Петра тихонько вошла к себе в квартиру и, стараясь не шуметь, закрыла дверь. Дело шло к вечеру, однако ей не хотелось разбудить Тони, если ему все-таки удалось заснуть. По настойчивому настоянию Петры он обосновался у нее, пробыв в больнице всего одну ночь. Его оставили там, опасаясь последствий переохлаждения, а не из-за нанесенных ему побоев. Три треснувших ребра, два перебитых пальца, сломанная челюсть оказались недостаточным основанием для того, чтобы занимать больничную койку, о чем врач безапелляционно сообщил Петре, когда она попыталась возразить против чересчур скорой выписки.

— Наверно, ему понадобится восстановительная лицевая хирургия, однако с этим придется подождать, — сказал он.

И Петра привезла Тони к себе. Она не думала, что ему стоит оставаться наедине с самим собой, а он не захотел отправляться в Англию до ареста Вильгельма Альберта Манна. Теперь, когда его участие в расследовании перестало быть тайной, составленный им психологический портрет получили все немецкие полицейские, занимавшиеся серийным убийцей. Петра знала со слов Тони, что ему звонили полицейские Гейдельберга, Бремена и Кёльна, однако он почти ничего не рассказал о том, о чем они беседовали, разве что они серьезно отнеслись к полученному от него психологическому портрету. Он вообще говорил мало, лежал, молча уставясь в никуда и вряд ли даже осознавая присутствие Петры.

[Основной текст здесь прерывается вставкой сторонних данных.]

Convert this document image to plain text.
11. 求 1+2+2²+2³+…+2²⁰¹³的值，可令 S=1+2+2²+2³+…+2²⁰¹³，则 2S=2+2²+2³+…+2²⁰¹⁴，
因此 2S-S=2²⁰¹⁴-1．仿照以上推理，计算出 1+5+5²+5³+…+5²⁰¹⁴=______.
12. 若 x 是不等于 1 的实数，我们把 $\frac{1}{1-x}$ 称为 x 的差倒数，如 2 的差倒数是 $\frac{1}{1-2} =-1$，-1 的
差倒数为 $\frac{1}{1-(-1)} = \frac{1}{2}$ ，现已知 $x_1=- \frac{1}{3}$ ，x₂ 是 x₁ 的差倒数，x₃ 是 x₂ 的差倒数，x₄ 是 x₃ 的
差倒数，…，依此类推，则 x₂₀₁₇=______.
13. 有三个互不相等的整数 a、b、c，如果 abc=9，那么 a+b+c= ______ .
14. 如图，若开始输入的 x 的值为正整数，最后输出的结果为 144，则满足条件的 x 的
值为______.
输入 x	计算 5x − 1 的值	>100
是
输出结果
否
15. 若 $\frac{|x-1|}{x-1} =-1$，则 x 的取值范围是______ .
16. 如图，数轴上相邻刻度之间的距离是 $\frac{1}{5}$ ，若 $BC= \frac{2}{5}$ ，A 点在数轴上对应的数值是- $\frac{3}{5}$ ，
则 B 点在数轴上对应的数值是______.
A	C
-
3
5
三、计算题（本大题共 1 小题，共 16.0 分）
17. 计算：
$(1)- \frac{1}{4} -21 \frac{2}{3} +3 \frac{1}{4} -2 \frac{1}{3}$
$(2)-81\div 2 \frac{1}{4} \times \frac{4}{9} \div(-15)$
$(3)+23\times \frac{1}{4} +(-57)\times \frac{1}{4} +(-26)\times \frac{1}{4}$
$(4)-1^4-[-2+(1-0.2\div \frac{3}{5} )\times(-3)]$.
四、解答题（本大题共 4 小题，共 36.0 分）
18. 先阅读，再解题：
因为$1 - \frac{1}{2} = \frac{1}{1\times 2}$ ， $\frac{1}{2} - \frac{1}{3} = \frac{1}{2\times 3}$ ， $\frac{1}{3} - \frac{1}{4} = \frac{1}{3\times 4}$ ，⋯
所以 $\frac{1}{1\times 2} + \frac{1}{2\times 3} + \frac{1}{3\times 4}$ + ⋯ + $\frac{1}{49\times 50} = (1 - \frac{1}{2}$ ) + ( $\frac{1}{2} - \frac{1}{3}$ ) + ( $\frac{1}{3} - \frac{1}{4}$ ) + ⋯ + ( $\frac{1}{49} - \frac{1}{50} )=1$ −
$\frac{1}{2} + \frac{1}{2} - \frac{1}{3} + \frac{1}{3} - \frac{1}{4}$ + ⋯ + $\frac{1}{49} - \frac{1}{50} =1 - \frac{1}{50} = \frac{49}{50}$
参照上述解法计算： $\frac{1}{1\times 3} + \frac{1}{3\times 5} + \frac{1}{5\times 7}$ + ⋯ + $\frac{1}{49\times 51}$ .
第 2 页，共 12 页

Естественно, Морган и Гэндл увезли Кэрол в Гаагу. Ханну Плеш они проинформировали о том, что сами возьмут у нее показания, которые тотчас пришлют в Берлин, чтобы полиция могла свернуть криминальную сеть Радецкого в Германии и за ее пределами. Петре это тоже не понравилось, однако у нее хотя бы появилось время перевести дух. А Плеш была совершенно счастлива сбросить с плеч хотя бы одну ношу после драматической и неординарной операции, целью которой был Радецкий.

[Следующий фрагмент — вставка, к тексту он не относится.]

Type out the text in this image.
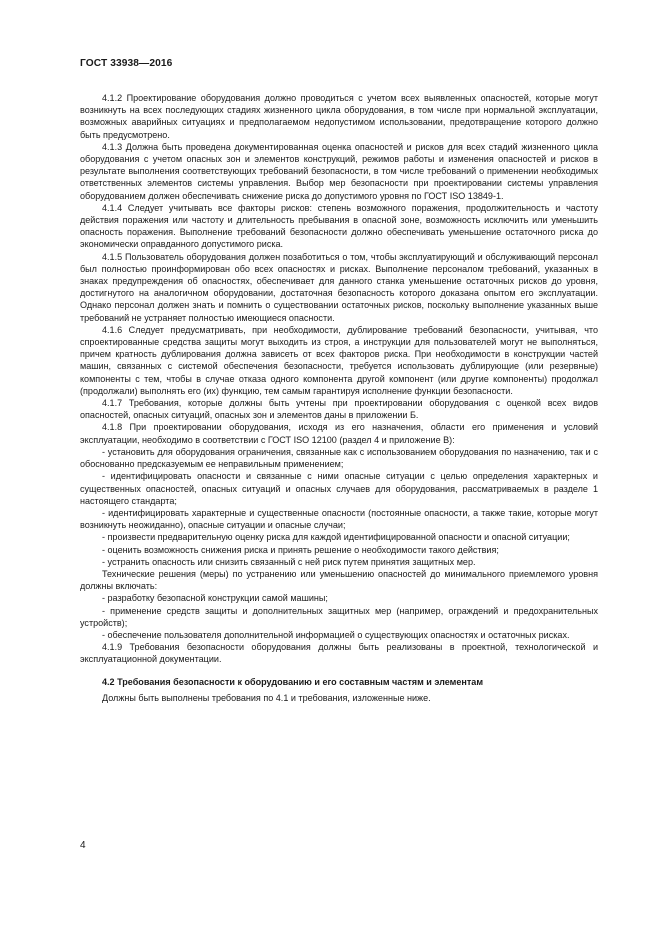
ГОСТ 33938—2016

4.1.2 Проектирование оборудования должно проводиться с учетом всех выявленных опасностей, которые могут возникнуть на всех последующих стадиях жизненного цикла оборудования, в том числе при нормальной эксплуатации, возможных аварийных ситуациях и предполагаемом недопустимом использовании, предотвращение которого должно быть предусмотрено.

4.1.3 Должна быть проведена документированная оценка опасностей и рисков для всех стадий жизненного цикла оборудования с учетом опасных зон и элементов конструкций, режимов работы и изменения опасностей и рисков в результате выполнения соответствующих требований безопасности, в том числе требований о применении необходимых ответственных элементов системы управления. Выбор мер безопасности при проектировании системы управления оборудованием должен обеспечивать снижение риска до допустимого уровня по ГОСТ ISO 13849-1.

4.1.4 Следует учитывать все факторы рисков: степень возможного поражения, продолжительность и частоту действия поражения или частоту и длительность пребывания в опасной зоне, возможность исключить или уменьшить опасность поражения. Выполнение требований безопасности должно обеспечивать уменьшение остаточного риска до экономически оправданного допустимого риска.

4.1.5 Пользователь оборудования должен позаботиться о том, чтобы эксплуатирующий и обслуживающий персонал был полностью проинформирован обо всех опасностях и рисках. Выполнение персоналом требований, указанных в знаках предупреждения об опасностях, обеспечивает для данного станка уменьшение остаточных рисков до уровня, достигнутого на аналогичном оборудовании, достаточная безопасность которого доказана опытом его эксплуатации. Однако персонал должен знать и помнить о существовании остаточных рисков, поскольку выполнение указанных выше требований не устраняет полностью имеющиеся опасности.

4.1.6 Следует предусматривать, при необходимости, дублирование требований безопасности, учитывая, что спроектированные средства защиты могут выходить из строя, а инструкции для пользователей могут не выполняться, причем кратность дублирования должна зависеть от всех факторов риска. При необходимости в конструкции частей машин, связанных с системой обеспечения безопасности, требуется использовать дублирующие (или резервные) компоненты с тем, чтобы в случае отказа одного компонента другой компонент (или другие компоненты) продолжал (продолжали) выполнять его (их) функцию, тем самым гарантируя исполнение функции безопасности.

4.1.7 Требования, которые должны быть учтены при проектировании оборудования с оценкой всех видов опасностей, опасных ситуаций, опасных зон и элементов даны в приложении Б.

4.1.8 При проектировании оборудования, исходя из его назначения, области его применения и условий эксплуатации, необходимо в соответствии с ГОСТ ISO 12100 (раздел 4 и приложение В):

- установить для оборудования ограничения, связанные как с использованием оборудования по назначению, так и с обоснованно предсказуемым ее неправильным применением;

- идентифицировать опасности и связанные с ними опасные ситуации с целью определения характерных и существенных опасностей, опасных ситуаций и опасных случаев для оборудования, рассматриваемых в разделе 1 настоящего стандарта;

- идентифицировать характерные и существенные опасности (постоянные опасности, а также такие, которые могут возникнуть неожиданно), опасные ситуации и опасные случаи;

- произвести предварительную оценку риска для каждой идентифицированной опасности и опасной ситуации;

- оценить возможность снижения риска и принять решение о необходимости такого действия;

- устранить опасность или снизить связанный с ней риск путем принятия защитных мер.

Технические решения (меры) по устранению или уменьшению опасностей до минимального приемлемого уровня должны включать:

- разработку безопасной конструкции самой машины;

- применение средств защиты и дополнительных защитных мер (например, ограждений и предохранительных устройств);

- обеспечение пользователя дополнительной информацией о существующих опасностях и остаточных рисках.

4.1.9 Требования безопасности оборудования должны быть реализованы в проектной, технологической и эксплуатационной документации.

4.2 Требования безопасности к оборудованию и его составным частям и элементам

Должны быть выполнены требования по 4.1 и требования, изложенные ниже.

4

Тем не менее у Петры был неприятный разговор с начальницей по поводу присутствия Тони в Берлине и ее собственного участия в расследовании дела серийного убийцы. Но едва стало ясно, что ничего не просочилось в прессу о самых причудливых деталях конечной стадии операции, Плеш немного успокоилась. Ее больше беспокоил вопрос присутствия голландского детектива и двух британских офицеров в спецназовской операции, чем, как она это называла, анархическое поведение Петры. Она могла это стерпеть, получив отличный результат, думала Петра.

Марийке уже на другое утро вылетела ранним рейсом в Кёльн. Наедине им удалось провести меньше часа, что неудивительно в том хаосе, и обе в своем тогдашнем состоянии были способны лишь на бессвязную беседу. Петру не покидало неприятное чувство, что им больше не вернуться к прежней легкости, и она уже жалела о потере.